"L'escalier, toujours l'escalier qui bibliothèque et la foule au bas plus abîme que le soleil ne cloche."

Robert Desnos,
Langage Cuit, 1923.

lundi 8 octobre 2012

Une histoire en attente

Ce n'est pas seulement en voisin qu’Éric Hazan vient régulièrement présenter, à la librairie L'Atelier - 2bis rue du Jourdain -, les livres qu'il écrit ou qu'il édite. C'est aussi sans aucun doute parce qu'il lui suffit de gravir quelques mètres de dénivelé de la colline de Belleville pour se retrouver en territoire de complicité et d'amitié avec les responsables du lieu, Georges-Marc Habib, le patron, et Natacha de la Simone, la responsable du rayon sciences humaines et polars, et, bien sûr, avec ses lectrices et lecteurs.

Sa dernière apparition officielle à cette altitude est récente.
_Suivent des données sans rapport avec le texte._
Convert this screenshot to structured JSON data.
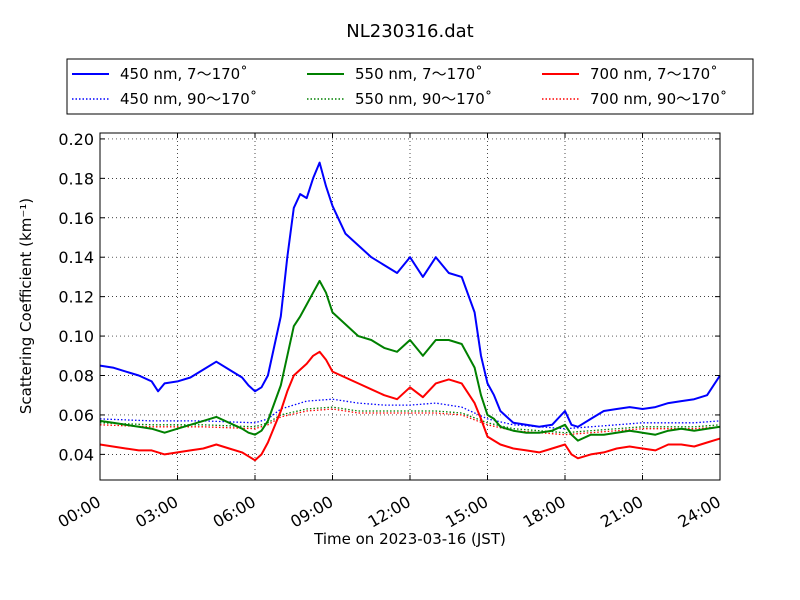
{
  "chart_data": {
    "type": "line",
    "title": "NL230316.dat",
    "xlabel": "Time on 2023-03-16 (JST)",
    "ylabel": "Scattering Coefficient (km⁻¹)",
    "x_unit": "hour of day (JST)",
    "xlim": [
      0,
      24
    ],
    "ylim": [
      0.027,
      0.203
    ],
    "x_ticks": [
      {
        "value": 0,
        "label": "00:00"
      },
      {
        "value": 3,
        "label": "03:00"
      },
      {
        "value": 6,
        "label": "06:00"
      },
      {
        "value": 9,
        "label": "09:00"
      },
      {
        "value": 12,
        "label": "12:00"
      },
      {
        "value": 15,
        "label": "15:00"
      },
      {
        "value": 18,
        "label": "18:00"
      },
      {
        "value": 21,
        "label": "21:00"
      },
      {
        "value": 24,
        "label": "24:00"
      }
    ],
    "y_ticks": [
      {
        "value": 0.04,
        "label": "0.04"
      },
      {
        "value": 0.06,
        "label": "0.06"
      },
      {
        "value": 0.08,
        "label": "0.08"
      },
      {
        "value": 0.1,
        "label": "0.10"
      },
      {
        "value": 0.12,
        "label": "0.12"
      },
      {
        "value": 0.14,
        "label": "0.14"
      },
      {
        "value": 0.16,
        "label": "0.16"
      },
      {
        "value": 0.18,
        "label": "0.18"
      },
      {
        "value": 0.2,
        "label": "0.20"
      }
    ],
    "grid": true,
    "legend_position": "top, above plot",
    "series": [
      {
        "name": "450 nm, 7～170˚",
        "color": "#0000ff",
        "style": "solid",
        "x": [
          0,
          0.5,
          1,
          1.5,
          2,
          2.25,
          2.5,
          3,
          3.5,
          4,
          4.5,
          5,
          5.5,
          5.75,
          6,
          6.25,
          6.5,
          7,
          7.25,
          7.5,
          7.75,
          8,
          8.25,
          8.5,
          8.75,
          9,
          9.5,
          10,
          10.5,
          11,
          11.5,
          12,
          12.5,
          13,
          13.5,
          14,
          14.5,
          14.75,
          15,
          15.25,
          15.5,
          16,
          16.5,
          17,
          17.5,
          18,
          18.25,
          18.5,
          19,
          19.5,
          20,
          20.5,
          21,
          21.5,
          22,
          22.5,
          23,
          23.5,
          24
        ],
        "values": [
          0.085,
          0.084,
          0.082,
          0.08,
          0.077,
          0.072,
          0.076,
          0.077,
          0.079,
          0.083,
          0.087,
          0.083,
          0.079,
          0.075,
          0.072,
          0.074,
          0.08,
          0.11,
          0.14,
          0.165,
          0.172,
          0.17,
          0.18,
          0.188,
          0.176,
          0.166,
          0.152,
          0.146,
          0.14,
          0.136,
          0.132,
          0.14,
          0.13,
          0.14,
          0.132,
          0.13,
          0.112,
          0.09,
          0.076,
          0.07,
          0.062,
          0.056,
          0.055,
          0.054,
          0.055,
          0.062,
          0.055,
          0.054,
          0.058,
          0.062,
          0.063,
          0.064,
          0.063,
          0.064,
          0.066,
          0.067,
          0.068,
          0.07,
          0.08
        ]
      },
      {
        "name": "450 nm, 90～170˚",
        "color": "#0000ff",
        "style": "dotted",
        "x": [
          0,
          2,
          4,
          6,
          6.5,
          7,
          8,
          9,
          10,
          11,
          12,
          13,
          14,
          15,
          16,
          17,
          18,
          19,
          20,
          21,
          22,
          23,
          24
        ],
        "values": [
          0.058,
          0.057,
          0.057,
          0.056,
          0.058,
          0.063,
          0.067,
          0.068,
          0.066,
          0.065,
          0.065,
          0.066,
          0.064,
          0.058,
          0.055,
          0.054,
          0.053,
          0.054,
          0.055,
          0.056,
          0.056,
          0.056,
          0.057
        ]
      },
      {
        "name": "550 nm, 7～170˚",
        "color": "#008000",
        "style": "solid",
        "x": [
          0,
          0.5,
          1,
          1.5,
          2,
          2.5,
          3,
          3.5,
          4,
          4.5,
          5,
          5.5,
          5.75,
          6,
          6.25,
          6.5,
          7,
          7.25,
          7.5,
          7.75,
          8,
          8.25,
          8.5,
          8.75,
          9,
          9.5,
          10,
          10.5,
          11,
          11.5,
          12,
          12.5,
          13,
          13.5,
          14,
          14.5,
          14.75,
          15,
          15.25,
          15.5,
          16,
          16.5,
          17,
          17.5,
          18,
          18.25,
          18.5,
          19,
          19.5,
          20,
          20.5,
          21,
          21.5,
          22,
          22.5,
          23,
          23.5,
          24
        ],
        "values": [
          0.057,
          0.056,
          0.055,
          0.054,
          0.053,
          0.051,
          0.053,
          0.055,
          0.057,
          0.059,
          0.056,
          0.053,
          0.051,
          0.05,
          0.052,
          0.057,
          0.075,
          0.09,
          0.105,
          0.11,
          0.116,
          0.122,
          0.128,
          0.122,
          0.112,
          0.106,
          0.1,
          0.098,
          0.094,
          0.092,
          0.098,
          0.09,
          0.098,
          0.098,
          0.096,
          0.084,
          0.07,
          0.06,
          0.058,
          0.054,
          0.052,
          0.051,
          0.051,
          0.052,
          0.055,
          0.05,
          0.047,
          0.05,
          0.05,
          0.051,
          0.052,
          0.051,
          0.05,
          0.052,
          0.053,
          0.052,
          0.053,
          0.054
        ]
      },
      {
        "name": "550 nm, 90～170˚",
        "color": "#008000",
        "style": "dotted",
        "x": [
          0,
          2,
          4,
          6,
          6.5,
          7,
          8,
          9,
          10,
          11,
          12,
          13,
          14,
          15,
          16,
          17,
          18,
          19,
          20,
          21,
          22,
          23,
          24
        ],
        "values": [
          0.056,
          0.055,
          0.055,
          0.054,
          0.056,
          0.06,
          0.063,
          0.064,
          0.062,
          0.062,
          0.062,
          0.062,
          0.061,
          0.056,
          0.053,
          0.052,
          0.051,
          0.052,
          0.053,
          0.054,
          0.054,
          0.054,
          0.055
        ]
      },
      {
        "name": "700 nm, 7～170˚",
        "color": "#ff0000",
        "style": "solid",
        "x": [
          0,
          0.5,
          1,
          1.5,
          2,
          2.5,
          3,
          3.5,
          4,
          4.5,
          5,
          5.5,
          5.75,
          6,
          6.25,
          6.5,
          7,
          7.25,
          7.5,
          7.75,
          8,
          8.25,
          8.5,
          8.75,
          9,
          9.5,
          10,
          10.5,
          11,
          11.5,
          12,
          12.5,
          13,
          13.5,
          14,
          14.5,
          14.75,
          15,
          15.25,
          15.5,
          16,
          16.5,
          17,
          17.5,
          18,
          18.25,
          18.5,
          19,
          19.5,
          20,
          20.5,
          21,
          21.5,
          22,
          22.5,
          23,
          23.5,
          24
        ],
        "values": [
          0.045,
          0.044,
          0.043,
          0.042,
          0.042,
          0.04,
          0.041,
          0.042,
          0.043,
          0.045,
          0.043,
          0.041,
          0.039,
          0.037,
          0.04,
          0.046,
          0.062,
          0.072,
          0.08,
          0.083,
          0.086,
          0.09,
          0.092,
          0.088,
          0.082,
          0.079,
          0.076,
          0.073,
          0.07,
          0.068,
          0.074,
          0.069,
          0.076,
          0.078,
          0.076,
          0.066,
          0.058,
          0.049,
          0.047,
          0.045,
          0.043,
          0.042,
          0.041,
          0.043,
          0.045,
          0.04,
          0.038,
          0.04,
          0.041,
          0.043,
          0.044,
          0.043,
          0.042,
          0.045,
          0.045,
          0.044,
          0.046,
          0.048
        ]
      },
      {
        "name": "700 nm, 90～170˚",
        "color": "#ff0000",
        "style": "dotted",
        "x": [
          0,
          2,
          4,
          6,
          6.5,
          7,
          8,
          9,
          10,
          11,
          12,
          13,
          14,
          15,
          16,
          17,
          18,
          19,
          20,
          21,
          22,
          23,
          24
        ],
        "values": [
          0.055,
          0.054,
          0.054,
          0.053,
          0.055,
          0.059,
          0.062,
          0.063,
          0.061,
          0.061,
          0.061,
          0.061,
          0.06,
          0.055,
          0.052,
          0.051,
          0.05,
          0.051,
          0.052,
          0.053,
          0.053,
          0.053,
          0.054
        ]
      }
    ]
  }
}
Elle eut lieu ce vendredi, le 6 octobre, et notre homme en a profité pour faire une présentation de son dernier livre, Une histoire de la Révolution française, paru en septembre aux éditions La fabrique.

Mes deux abonné(e)s pourront se vanter, avec la discrétion que je leur suppose, auprès de leur(e)s ami(e)s moins bien pourvu(e)s côté réseaux sociaux, de suivre un blogue tenu par un qui y était...


Le livre d'Hazan est maintenant en attente de lecture, sur le coin de ma table de travail, au sommet de la pile des ouvrages à dépouiller sans délai.

Car, autant le dire, il ne m'est pas du tout indifférent qu'un auteur comme Éric Hazan ait entrepris d'écrire une histoire de la Révolution française. Cette histoire, en effet, semble majoritairement considérée comme un fâcheux accident de l'Histoire que l'on peut juger de manière expéditive d'un mot dicté par nos actuels préjugés. C'est à peine si l'on s'étonne d'entendre, au cours d'une émission de parlotes télévisées à prétentions impertinentes, un sinistre « comique » ramener son grain de gros sel :

La Révolution a été une boucherie... après ça devient une charcuterie infâme... et, moi, je suis fils de charcutier, je sais ce que c'est...

Cette sortie en eau de boudin est assez caractéristique du prêt-à-penser dominant. Il s'exprime ailleurs en des termes mieux choisis et avec plus de subtilité. En faisant, pour rester dans le ton, un résumé au hachoir à viande, on peut considérer que la tendance est d'envisager l'épisode révolutionnaire comme la matrice exemplaire des totalitarismes qui ont marqué le XXe siècle. Cette conception, désormais bien ancrée dans les esprits, a fini par s'imposer massivement pendant les années encadrant les célébrations du bicentenaire de la Révolution, qui se sont déroulées sous la présidence d'un ancien pétainiste et sous l'influence d'un historien renégat.

Le livre d’Éric Hazan n'entend pas prendre part aux débats historiographiques, maintenant bien retombés, sur la période révolutionnaire. Ce serait là, dit l'auteur dans son introduction, un « sujet intéressant, mais pour un autre livre » - et j'espère n'être pas le seul à souhaiter qu'il s'attelle à cet « autre livre ». Mais, sans les ignorer, il fait peut-être mieux en rafraîchissant l'image de la Révolution, et en restaurant certaines zones de cette image effacées par le révisionnisme historique qui a fini par s'imposer...

(C'est du moins ce que la présentation qui a été faite de ce travail, ainsi que les extraits qui en ont été lus, m'ont laissé supposer.)

Maximilien Robespierre, dit Joseph,
portrait idéologique convenu,
dernier quart du XXe siècle.

Durant cette soirée, un intervenant de ma génération a évoqué l'image positive de la Révolution française qui lui avait été enseignée pendant ses années studieuses chez les bons pères, où Robespierre lui avait été surtout, disait-il, présenté comme « l'incorruptible »... Cela me conduisit à me demander quelle image j'avais retenue de l'enseignement beaucoup plus réactionnaire que j'avais moi-même reçu chez d'autres religieux. Je crois que, allant à rebours des leçons alors données, je m'étais fait une idée de l'émergence, dans cet événement, d'une vérité. Et j'ai été heureux d'entendre Eric Hazan la nommer, un peu plus tard, en répondant à la question de savoir quel « chantier » avait, selon lui, ouvert la Révolution française.

Cette vérité, c'est celle de l'égalité.

Et j'espère que son livre nous rappelle cela...

Car, s'il faut vraiment parler de « chantier », il faut constater que celui-là est resté en attente.